Александр Медведев - Обучение у воды
Какая-то новая мысль неотступно преследовала меня на бегу, но я никак не мог ее ухватить. Что-то меня беспокоило. Я бежал, но не так, как обычно. Я продвигался вперед слишком медленно, тело казалось чужим и неуклюжим, шаги были слишком короткими, и иногда я с трудом сохранял равновесие. Я посмотрел вниз и увидел маленькие детские ноги в коротких черных шортах и стоптанных коричневых сандалиях на босу ногу.
Я завернул за угол двухэтажного желтого домика с облупившейся штукатуркой и оказался на заднем дворе. Зрелище, открывшееся мне, лишило меня возможности двигаться и даже говорить. На какое-то мгновенье все чувства замерли во мне. Потом мое тело содрогнулось, как от удара. Мне показалось, что какое-то чуждое и незнакомое существо проникло внутрь меня, в мой мозг, а в следующий момент я понял, что этим чуждым существом был я сам, в своем обычном сознании взрослого человека. Я вспомнил, что то, что я вижу, действительно произошло со мной в далеком прошлом, но до сих пор оставалось затерянным где-то на самых задворках памяти.

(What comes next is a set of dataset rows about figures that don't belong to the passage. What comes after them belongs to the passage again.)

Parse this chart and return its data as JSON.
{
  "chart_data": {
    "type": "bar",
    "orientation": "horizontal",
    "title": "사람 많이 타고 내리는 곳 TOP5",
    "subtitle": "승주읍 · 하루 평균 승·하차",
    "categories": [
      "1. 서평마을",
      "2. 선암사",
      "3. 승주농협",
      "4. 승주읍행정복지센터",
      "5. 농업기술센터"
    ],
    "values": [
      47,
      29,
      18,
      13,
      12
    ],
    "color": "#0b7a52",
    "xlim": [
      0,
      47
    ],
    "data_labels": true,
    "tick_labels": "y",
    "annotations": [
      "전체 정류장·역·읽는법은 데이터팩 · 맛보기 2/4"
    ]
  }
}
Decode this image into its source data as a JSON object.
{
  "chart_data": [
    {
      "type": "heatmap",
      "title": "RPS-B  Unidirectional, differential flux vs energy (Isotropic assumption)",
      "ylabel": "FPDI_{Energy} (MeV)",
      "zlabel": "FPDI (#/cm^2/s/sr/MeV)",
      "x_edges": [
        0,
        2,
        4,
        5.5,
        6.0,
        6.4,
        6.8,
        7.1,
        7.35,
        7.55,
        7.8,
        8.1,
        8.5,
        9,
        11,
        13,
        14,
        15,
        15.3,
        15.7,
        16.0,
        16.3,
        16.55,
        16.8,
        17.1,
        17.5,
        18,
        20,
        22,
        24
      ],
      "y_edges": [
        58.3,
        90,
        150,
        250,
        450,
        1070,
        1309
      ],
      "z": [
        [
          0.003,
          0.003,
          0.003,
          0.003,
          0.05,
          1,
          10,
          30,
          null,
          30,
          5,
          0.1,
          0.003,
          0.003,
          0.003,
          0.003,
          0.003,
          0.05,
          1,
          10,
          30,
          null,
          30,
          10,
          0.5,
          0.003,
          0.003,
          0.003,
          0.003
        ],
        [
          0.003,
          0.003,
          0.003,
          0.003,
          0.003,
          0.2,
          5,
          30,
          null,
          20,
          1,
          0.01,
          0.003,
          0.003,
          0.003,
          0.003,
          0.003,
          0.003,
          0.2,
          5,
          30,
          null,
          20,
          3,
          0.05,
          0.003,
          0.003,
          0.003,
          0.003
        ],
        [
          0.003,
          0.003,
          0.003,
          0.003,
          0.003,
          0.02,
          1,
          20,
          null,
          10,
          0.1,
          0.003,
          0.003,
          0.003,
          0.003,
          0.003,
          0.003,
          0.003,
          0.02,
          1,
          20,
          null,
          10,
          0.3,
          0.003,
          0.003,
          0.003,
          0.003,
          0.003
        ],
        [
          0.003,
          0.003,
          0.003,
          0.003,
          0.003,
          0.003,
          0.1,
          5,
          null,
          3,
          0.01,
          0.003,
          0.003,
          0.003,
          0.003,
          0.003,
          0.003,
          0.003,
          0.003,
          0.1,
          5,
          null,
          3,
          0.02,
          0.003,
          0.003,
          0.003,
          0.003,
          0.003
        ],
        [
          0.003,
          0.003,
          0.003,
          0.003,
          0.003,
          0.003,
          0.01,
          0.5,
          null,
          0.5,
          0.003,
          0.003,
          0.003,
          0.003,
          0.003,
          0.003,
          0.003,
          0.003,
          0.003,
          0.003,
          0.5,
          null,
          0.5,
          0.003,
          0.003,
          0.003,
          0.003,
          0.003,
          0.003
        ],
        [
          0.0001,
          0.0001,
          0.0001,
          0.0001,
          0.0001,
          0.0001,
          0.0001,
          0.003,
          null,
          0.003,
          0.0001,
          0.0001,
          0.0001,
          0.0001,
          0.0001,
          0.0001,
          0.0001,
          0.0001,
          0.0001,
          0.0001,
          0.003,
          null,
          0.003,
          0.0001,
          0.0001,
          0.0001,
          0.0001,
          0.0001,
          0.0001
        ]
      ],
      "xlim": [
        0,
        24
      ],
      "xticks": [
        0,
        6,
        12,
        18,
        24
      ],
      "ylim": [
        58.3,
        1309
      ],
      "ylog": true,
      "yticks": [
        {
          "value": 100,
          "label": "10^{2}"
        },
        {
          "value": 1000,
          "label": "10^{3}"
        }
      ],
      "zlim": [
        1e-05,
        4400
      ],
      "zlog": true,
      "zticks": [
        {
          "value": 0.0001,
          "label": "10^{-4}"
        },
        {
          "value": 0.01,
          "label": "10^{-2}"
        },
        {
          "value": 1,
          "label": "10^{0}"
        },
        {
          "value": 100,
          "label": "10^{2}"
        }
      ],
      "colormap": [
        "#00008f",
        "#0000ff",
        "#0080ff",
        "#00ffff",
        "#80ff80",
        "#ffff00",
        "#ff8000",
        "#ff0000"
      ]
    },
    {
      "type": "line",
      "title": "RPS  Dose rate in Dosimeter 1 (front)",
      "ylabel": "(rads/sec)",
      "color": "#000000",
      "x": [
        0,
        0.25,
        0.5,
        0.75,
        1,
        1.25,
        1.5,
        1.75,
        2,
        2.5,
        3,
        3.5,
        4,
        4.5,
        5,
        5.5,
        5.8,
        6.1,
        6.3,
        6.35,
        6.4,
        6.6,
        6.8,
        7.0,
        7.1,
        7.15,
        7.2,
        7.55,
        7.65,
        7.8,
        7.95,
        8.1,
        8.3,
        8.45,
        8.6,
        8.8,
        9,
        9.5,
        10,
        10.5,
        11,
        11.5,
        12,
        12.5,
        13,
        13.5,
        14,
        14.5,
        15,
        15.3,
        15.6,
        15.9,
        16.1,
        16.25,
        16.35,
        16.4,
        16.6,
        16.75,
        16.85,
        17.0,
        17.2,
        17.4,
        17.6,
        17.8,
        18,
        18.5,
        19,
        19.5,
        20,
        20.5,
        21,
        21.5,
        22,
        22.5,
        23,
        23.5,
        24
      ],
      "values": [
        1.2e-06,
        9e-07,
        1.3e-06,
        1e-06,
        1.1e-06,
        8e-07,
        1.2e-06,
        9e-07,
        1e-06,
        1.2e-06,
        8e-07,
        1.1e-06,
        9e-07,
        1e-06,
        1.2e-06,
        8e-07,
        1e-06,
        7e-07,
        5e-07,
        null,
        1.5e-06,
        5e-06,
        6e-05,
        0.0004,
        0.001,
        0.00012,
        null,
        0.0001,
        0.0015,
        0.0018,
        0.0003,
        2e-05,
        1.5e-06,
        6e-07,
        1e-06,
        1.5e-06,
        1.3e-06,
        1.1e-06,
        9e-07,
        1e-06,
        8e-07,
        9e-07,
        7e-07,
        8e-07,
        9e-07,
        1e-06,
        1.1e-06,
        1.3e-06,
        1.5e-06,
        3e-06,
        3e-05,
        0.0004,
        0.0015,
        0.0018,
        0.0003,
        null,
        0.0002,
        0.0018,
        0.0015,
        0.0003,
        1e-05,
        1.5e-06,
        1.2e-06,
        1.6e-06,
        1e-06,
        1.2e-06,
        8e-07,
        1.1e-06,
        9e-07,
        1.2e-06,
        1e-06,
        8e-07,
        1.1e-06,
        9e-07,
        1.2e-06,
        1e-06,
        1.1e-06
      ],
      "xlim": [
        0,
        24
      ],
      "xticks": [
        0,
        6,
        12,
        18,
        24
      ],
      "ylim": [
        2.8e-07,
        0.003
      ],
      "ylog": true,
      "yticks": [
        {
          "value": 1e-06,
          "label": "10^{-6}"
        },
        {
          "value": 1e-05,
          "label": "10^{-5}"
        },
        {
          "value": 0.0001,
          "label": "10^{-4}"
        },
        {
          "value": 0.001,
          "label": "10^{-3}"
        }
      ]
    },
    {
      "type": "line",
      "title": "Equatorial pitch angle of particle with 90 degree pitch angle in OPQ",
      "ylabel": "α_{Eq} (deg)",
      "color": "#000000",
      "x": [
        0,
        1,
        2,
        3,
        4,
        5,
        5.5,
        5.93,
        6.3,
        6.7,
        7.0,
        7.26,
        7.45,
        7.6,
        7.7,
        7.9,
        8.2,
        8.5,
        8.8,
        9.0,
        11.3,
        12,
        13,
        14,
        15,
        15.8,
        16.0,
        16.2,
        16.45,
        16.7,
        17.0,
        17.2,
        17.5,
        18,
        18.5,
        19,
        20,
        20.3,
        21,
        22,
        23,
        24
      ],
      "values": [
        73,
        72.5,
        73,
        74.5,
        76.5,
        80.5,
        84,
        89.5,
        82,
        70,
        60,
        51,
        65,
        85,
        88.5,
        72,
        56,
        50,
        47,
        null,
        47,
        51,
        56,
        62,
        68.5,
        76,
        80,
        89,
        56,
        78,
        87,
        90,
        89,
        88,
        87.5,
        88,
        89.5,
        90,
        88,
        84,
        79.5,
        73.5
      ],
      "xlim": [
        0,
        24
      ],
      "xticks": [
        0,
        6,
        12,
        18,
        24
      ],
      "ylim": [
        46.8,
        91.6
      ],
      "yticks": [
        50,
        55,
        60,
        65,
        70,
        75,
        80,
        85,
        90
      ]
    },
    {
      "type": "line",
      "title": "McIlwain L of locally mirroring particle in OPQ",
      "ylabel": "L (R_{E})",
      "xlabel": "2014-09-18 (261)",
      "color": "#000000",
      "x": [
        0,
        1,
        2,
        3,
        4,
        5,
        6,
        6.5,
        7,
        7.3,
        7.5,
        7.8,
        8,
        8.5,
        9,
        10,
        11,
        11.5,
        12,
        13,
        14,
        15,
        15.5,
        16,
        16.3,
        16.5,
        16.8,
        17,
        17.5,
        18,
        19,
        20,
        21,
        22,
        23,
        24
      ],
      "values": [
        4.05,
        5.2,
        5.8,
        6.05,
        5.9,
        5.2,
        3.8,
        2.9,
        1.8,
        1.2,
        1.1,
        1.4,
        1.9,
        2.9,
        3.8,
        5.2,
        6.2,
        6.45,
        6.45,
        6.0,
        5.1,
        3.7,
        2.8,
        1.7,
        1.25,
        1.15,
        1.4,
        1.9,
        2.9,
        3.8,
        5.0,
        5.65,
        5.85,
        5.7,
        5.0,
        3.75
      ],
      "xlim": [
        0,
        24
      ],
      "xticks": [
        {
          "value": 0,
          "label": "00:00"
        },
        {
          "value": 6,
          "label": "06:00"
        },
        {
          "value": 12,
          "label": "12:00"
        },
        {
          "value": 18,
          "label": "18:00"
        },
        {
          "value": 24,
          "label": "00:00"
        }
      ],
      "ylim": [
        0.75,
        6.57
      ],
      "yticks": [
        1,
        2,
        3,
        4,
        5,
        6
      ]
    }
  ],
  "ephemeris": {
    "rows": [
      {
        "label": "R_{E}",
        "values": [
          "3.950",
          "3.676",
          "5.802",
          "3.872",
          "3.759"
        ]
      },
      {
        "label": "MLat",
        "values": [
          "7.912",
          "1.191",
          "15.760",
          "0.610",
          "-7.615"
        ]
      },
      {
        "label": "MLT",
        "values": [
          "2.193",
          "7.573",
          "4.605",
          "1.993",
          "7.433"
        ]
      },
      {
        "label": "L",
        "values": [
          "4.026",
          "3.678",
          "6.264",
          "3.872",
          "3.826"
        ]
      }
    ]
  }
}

Я мог наблюдать всю картину как бы со стороны, одновременно чувствуя ужас, охвативший меня в трехлетнем возрасте при виде крупного рыжеватого кота с пустыми глазницами и вспоротым животом. С застывшим оскалом окровавленной пасти кот тихонько раскачивался на собственных кишках, завязанных узлом на ветке дерева.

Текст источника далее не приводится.